I built something similar last year for a customer support bot. Skip the routing - just modify your prompt template to tell the model it can use general knowledge when retrieval comes up empty. Update your ConversationalRetrievalChain’s system prompt with something like “Use the provided context if it’s relevant, otherwise answer from what you know.” Customize the combine_docs_chain parameter with your own prompt template. The model will naturally fall back to training data when retrieved docs don’t help. Way cleaner than separate logic paths and keeps conversations flowing smoothly.

you need to add a fallback to your chain for when the retriever comes up empty. check if source_documents is empty, then hit the ai model directly with the question. try if not retrieved_docs: fallback_response = ai_model.invoke([HumanMessage(content=user_query)]) - works great for general knowledge questions.

Your ConversationalRetrievalChain works exactly as designed - it only uses retrieved documents. You’re just forcing every question through RAG when you shouldn’t.

I’ve hit this same wall multiple times. Cleanest fix? Use LangGraph to build conditional routing instead of hacking the existing chain.

Make two separate chains: keep your ConversationalRetrievalChain for post analysis, add a basic ConversationChain for general stuff.

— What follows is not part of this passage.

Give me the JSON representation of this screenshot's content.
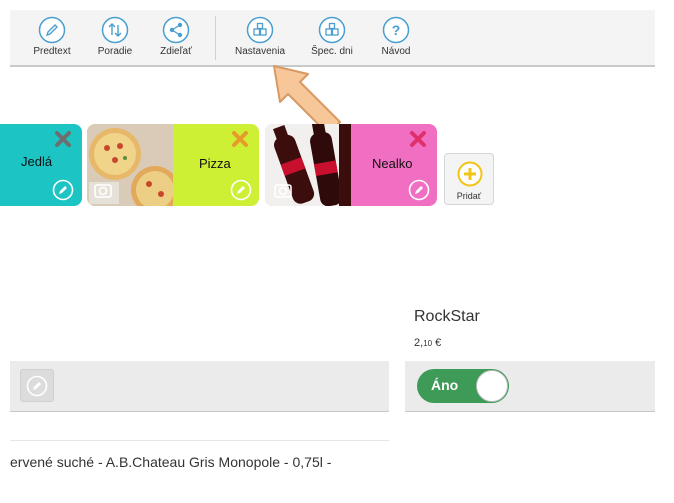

Then create a decision node that routes based on the query.

This works well:

def should_use_rag(query):
    post_keywords = ['post', 'content', 'style', 'wrote', 'published']
    return any(keyword in query.lower() for keyword in post_keywords)

if should_use_rag(user_query):
    response = bot_chain({"question": user_query})
else:
    response = general_chain.run(user_query)

This keeps your existing code mostly untouched while giving you proper hybrid functionality. You can make the routing logic fancier later, but keyword matching handles most cases surprisingly well.

Your current chain architecture is solid for RAG - just route around it for general knowledge questions.